I've been doing a lot of parsing of webpages lately and my process usually looks something like this:
- Obtain list of links to Parse
- Import list into database
- Download Entire Webpage for each link and store into mysql
- Add Index for each scraping session
- Scrape relevant sections (content, metas, whatever)
- Steps 4,5 -- Rinse/Repeat -- as it is common to want to scrape diff. content from the same page later on or modify your xpath or scrub said content or whatever.
- Export Scraping Database to Real Database and Remove Webpage column and scraping indexes
Now, the easiest answer is of course do the scraping at the same time that you are downloading the webpage but I don't think this lends itself to modular design very well as I'd like to be able to grow this process a bit more.
Let me give you some examples of the problems I keep running into: For 50k pages (rows) I have around a 6gig database. Remember, we are storing the ENTIRE webpage into one column and extracting relevant data from it and storing that into a different column.
Throwing an index on the table can take 7-10 minutes on a quad core with 6 gig of ram.
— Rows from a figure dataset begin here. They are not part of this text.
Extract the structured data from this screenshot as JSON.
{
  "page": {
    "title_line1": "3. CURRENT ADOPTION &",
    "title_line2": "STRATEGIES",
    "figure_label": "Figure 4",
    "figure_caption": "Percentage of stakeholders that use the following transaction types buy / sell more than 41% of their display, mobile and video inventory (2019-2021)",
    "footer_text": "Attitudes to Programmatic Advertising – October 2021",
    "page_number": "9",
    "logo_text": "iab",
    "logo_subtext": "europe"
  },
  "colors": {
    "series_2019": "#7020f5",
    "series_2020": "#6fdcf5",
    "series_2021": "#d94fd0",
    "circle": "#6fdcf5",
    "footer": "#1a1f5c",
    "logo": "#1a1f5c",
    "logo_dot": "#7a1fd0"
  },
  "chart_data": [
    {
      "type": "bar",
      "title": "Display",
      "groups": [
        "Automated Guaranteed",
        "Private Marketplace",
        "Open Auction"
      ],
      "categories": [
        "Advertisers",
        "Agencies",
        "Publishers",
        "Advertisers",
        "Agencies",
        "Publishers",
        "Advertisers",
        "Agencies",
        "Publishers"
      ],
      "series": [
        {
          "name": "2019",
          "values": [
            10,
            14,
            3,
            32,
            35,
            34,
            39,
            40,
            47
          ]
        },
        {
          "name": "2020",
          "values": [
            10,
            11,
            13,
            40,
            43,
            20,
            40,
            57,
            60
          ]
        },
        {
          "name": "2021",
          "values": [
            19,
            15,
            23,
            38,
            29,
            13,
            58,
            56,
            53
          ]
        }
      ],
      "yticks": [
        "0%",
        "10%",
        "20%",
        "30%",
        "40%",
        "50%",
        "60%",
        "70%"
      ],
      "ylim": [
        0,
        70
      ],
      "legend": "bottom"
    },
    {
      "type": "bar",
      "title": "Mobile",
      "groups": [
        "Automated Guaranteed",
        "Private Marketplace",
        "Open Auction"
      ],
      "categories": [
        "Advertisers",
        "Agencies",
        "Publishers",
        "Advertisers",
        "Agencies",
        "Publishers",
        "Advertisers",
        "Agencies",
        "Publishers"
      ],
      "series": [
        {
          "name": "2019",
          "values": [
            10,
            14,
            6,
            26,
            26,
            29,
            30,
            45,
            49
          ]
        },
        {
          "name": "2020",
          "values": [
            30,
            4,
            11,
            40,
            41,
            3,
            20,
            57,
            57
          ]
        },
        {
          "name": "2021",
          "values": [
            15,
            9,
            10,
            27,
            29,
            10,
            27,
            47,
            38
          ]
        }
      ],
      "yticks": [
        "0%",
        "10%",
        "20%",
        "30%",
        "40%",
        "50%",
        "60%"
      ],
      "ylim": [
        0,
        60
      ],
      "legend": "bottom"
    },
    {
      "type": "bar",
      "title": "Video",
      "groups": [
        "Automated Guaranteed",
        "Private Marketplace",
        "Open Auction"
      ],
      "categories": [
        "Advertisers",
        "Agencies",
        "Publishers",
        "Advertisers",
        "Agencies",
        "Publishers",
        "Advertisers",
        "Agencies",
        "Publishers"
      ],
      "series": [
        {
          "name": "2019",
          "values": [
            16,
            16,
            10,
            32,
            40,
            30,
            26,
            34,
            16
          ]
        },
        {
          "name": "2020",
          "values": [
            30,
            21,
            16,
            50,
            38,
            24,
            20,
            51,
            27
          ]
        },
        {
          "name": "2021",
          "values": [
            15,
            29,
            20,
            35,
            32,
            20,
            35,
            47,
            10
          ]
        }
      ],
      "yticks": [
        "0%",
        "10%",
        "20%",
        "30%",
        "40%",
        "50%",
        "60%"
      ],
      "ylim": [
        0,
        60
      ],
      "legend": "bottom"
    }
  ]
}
God forbid you screw up on something and watch mysqld jump to 70% cpu and ALL of your ram. This is wnhy I have step 4 -- every operation I do I'll throw an index on the column before I do it -- so if I want to grab metas I'd throw an index on say the title column and then update each row where title is not null.
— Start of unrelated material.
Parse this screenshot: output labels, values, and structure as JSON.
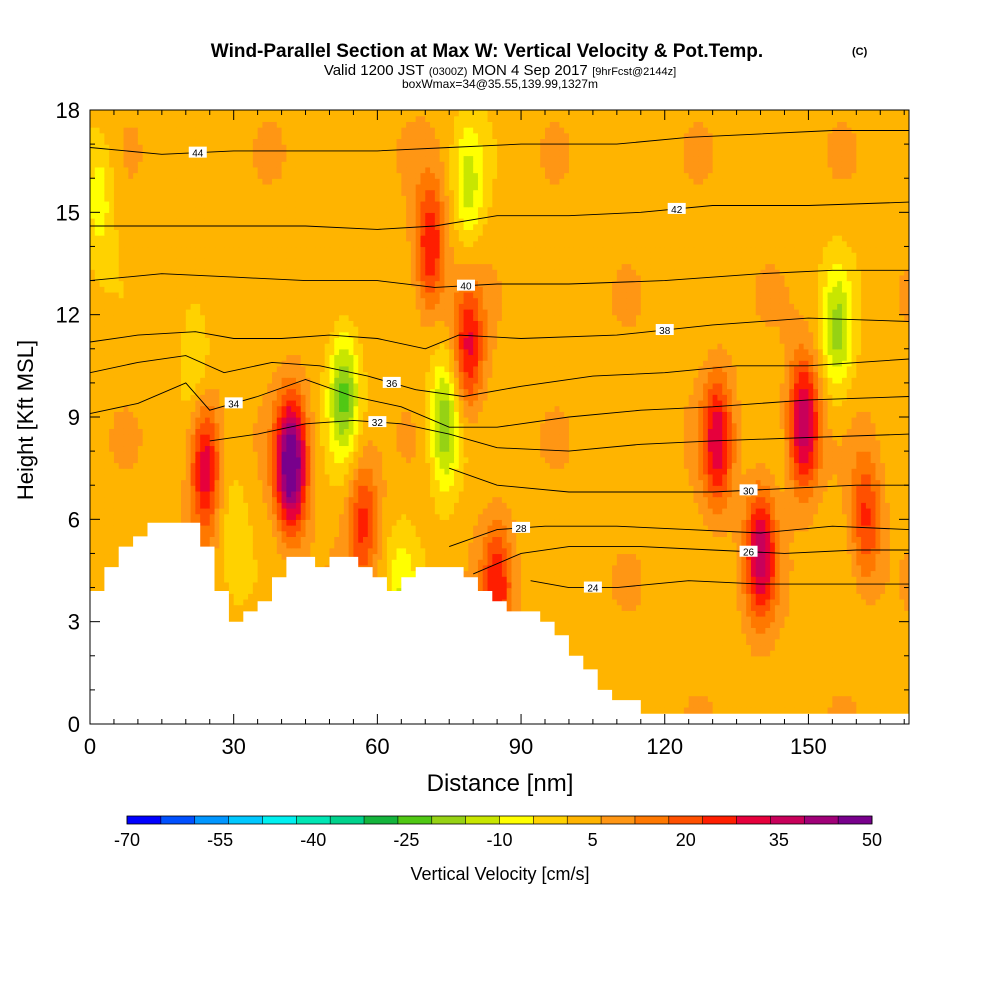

I should state that I do NOT do all rows in one go -- that tends to really screw me over bad -- as it should -- you are loading 6gig into memory. ;)
What I suppose the solution to this problem is -- grab a total count and then iterate through an offset of a 100 or so at a time.
Still -- I think there are some storage problems here as well. Should I be storing the original webpages on the filesystem instead? I have thought about storing the pages into a document oriented database such as mongo or couch.
EDIT Just to be clear here -- any solution presented should take into account the fact that 50k pages is just ONE BATCH by ONE USER. I'm not trying to have multiple users quite yet but I would like the ability to store more than a couple of batches at a time.